Trata-se do ‘’factum principis’’ (fato do príncipe), uma modalidade especial de força maior, caracterizada quando a continuidade das atividades do empregador é inviabilizada por atos unilaterais de autoridade municipal, estadual, distrital ou federal ou pela promulgação de lei, decreto, resolução ou outro ato administrativo que impossibilite a continuação da atividade exploradora pelo empregador, paralisando-a de forma temporária ou definitiva.
A aplicação dessa legislação exclui a responsabilidade do empregador de pagar as verbas rescisórias, eis que o encerramento de suas atividades se deu por motivo de força maior, isto é, fato não previsível, o que afasta o fato dele ter assunção jurídica no risco do negócio.

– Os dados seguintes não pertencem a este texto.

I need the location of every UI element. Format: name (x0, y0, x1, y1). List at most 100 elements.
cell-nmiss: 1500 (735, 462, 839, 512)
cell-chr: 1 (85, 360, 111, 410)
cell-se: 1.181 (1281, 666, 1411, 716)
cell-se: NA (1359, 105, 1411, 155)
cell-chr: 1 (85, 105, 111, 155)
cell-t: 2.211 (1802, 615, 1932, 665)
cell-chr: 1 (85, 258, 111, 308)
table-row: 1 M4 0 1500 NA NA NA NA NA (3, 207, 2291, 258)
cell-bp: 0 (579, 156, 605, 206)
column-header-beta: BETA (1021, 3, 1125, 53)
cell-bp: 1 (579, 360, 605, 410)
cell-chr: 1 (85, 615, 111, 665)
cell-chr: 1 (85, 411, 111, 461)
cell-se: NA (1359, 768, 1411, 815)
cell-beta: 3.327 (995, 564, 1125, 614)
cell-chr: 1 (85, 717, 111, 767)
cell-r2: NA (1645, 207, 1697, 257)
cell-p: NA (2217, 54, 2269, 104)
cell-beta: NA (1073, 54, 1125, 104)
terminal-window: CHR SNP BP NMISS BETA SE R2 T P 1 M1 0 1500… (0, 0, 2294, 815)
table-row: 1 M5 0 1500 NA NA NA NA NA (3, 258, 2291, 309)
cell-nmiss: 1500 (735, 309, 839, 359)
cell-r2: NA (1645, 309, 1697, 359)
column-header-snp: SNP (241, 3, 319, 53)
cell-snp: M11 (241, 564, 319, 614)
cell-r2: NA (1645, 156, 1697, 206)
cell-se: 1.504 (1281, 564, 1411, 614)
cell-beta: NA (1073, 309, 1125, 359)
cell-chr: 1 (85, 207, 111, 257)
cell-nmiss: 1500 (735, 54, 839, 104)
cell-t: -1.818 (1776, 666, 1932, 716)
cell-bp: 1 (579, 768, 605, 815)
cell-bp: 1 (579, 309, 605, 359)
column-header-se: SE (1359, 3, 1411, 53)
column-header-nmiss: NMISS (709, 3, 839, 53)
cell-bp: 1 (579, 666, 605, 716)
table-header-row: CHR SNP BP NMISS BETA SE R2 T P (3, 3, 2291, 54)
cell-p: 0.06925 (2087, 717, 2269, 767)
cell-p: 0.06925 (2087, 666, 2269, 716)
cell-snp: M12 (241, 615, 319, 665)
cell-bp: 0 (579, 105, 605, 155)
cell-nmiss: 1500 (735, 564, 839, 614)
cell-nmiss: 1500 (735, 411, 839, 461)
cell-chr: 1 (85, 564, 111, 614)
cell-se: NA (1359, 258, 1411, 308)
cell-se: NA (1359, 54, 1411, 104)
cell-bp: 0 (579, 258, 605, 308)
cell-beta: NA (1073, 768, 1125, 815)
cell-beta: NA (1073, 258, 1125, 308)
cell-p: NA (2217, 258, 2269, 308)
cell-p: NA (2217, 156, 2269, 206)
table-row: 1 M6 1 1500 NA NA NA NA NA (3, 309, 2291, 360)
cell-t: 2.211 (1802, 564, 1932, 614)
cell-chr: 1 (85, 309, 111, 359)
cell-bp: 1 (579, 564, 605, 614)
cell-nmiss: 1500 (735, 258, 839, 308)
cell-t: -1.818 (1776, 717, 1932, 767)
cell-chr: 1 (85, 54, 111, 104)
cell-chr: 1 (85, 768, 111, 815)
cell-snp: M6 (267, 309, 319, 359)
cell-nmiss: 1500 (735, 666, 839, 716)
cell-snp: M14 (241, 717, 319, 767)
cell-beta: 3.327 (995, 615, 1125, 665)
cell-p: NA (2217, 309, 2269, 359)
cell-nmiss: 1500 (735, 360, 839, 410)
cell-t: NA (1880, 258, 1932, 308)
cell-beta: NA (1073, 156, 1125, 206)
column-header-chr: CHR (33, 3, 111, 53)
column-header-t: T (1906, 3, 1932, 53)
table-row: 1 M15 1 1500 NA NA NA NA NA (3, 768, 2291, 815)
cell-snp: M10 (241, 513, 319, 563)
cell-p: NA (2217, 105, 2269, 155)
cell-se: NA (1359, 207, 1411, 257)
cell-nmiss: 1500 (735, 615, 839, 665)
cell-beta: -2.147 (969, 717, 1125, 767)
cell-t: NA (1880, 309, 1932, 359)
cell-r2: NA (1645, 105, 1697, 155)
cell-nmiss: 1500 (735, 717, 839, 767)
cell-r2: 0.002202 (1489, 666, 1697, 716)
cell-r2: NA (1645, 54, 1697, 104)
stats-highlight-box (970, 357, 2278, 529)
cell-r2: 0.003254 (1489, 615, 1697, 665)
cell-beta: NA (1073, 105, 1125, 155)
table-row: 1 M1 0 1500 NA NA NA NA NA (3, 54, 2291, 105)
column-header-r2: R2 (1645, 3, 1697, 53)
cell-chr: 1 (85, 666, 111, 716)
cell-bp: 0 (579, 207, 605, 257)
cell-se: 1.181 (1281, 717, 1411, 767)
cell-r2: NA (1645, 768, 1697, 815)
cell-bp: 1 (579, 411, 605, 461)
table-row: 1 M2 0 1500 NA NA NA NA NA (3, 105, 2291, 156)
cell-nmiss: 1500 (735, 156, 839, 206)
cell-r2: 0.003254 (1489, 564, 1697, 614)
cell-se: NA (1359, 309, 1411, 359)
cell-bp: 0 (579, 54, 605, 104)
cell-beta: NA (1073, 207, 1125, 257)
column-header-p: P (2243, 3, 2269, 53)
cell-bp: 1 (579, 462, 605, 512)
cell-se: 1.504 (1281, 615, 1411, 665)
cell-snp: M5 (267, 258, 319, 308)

O Governo Brasileiro decretou o encerramento de diversas atividades econômicas não essenciais, como shoppings, centros comerciais, padarias, farmácias, acarretando danos inevitáveis às atividades empresariais, de forma temporária ou até definitiva, ocasionando dispensa de trabalhadores, até de maneira massiva. Com a ocorrência do fato narrado, estaremos diante do ‘’factum principis’’, espécie do gênero de força maior, que deste possui ligeira diferença, pois aquele possui fato impeditivo da continuidade das atividades empresariais, determinada por autoridade governamental.
Nesse sentido, diante do atual cenário decorrente do COVID-19, a empresa que for submetida a um insustentável desequilíbrio financeiro decorrente do cumprimento de medidas impostas pelas autoridades governamentais, sem prescindir da cautela e da análise técnica devida, poderá ela rescindir os contratos de seus empregados tendo como motivo justificador o fato do príncipe. As verbas indenizatórias, como o aviso prévio, o terço de férias, as férias vencidas e proporcionais e o seu terço seriam pagas pela metade na demissão motivada por força maior. E no caso do Fato do Príncipe, como é a obrigação de fechamento de estabelecimentos em razão da pandemia do coronavírus, seriam de responsabilidade do ente público que determinou esse fechamento e impediu a continuidade do negócio.
Portanto, em caso de rescisão de contratos de trabalho forçadas pela suspensão das atividades em razão de determinação de ente público no esforço do combate à pandemia do coronavírus, as empresas devem pagar todas as verbas rescisórias devidas de acordo com a lei e buscar do Estado a responsabilização solidária pelas verbas de caráter indenizatório – o que pode ser feito, por exemplo, pela via da requisição de pequeno valor.
CONCLUSÃO
Conclui-se que a paralisação do mundo por decorrência da pandemia, tem a possibilidade de trazer uma recessão sem precedentes na história da humanidade.
A medida recomendada pela Organização Mundial da Saúde é o isolamento social, denominado quarentena. Com isso, vários pontos econômicos foram impedidos de continuar abertos, ocasionando uma crise aos empresários que não sabem como irão conseguir arcar com suas dívidas, incluindo as verbas trabalhistas. Para as empresas, ônus muitas vezes não suportável, não terão reserva de fundos para a imprevisibilidade desequilibra totalmente a estrutura.
Neste momento, no entanto, a rescisão dos contratos de trabalho deve ser a última alternativa. Cabe ao Estado garantir às pessoas e às empresas condições para manutenção dos empregos e dos salários, para que possamos juntos superar as dificuldades sociais, econômicas e estruturais que certamente vamos enfrentar a partir de agora.
Interpretando o artigo 486 da CLT, os empresários enxergam sua saída, pois com o fechamento da empresa, haverá encargos trabalhistas, a empresa ficará inadimplente fazendo com que os funcionários movam reclamações trabalhistas para o recebimento de seus direitos trabalhistas. Neste caso, será possível o chamamento ao processo do Estado, para este figurar como parte no processo.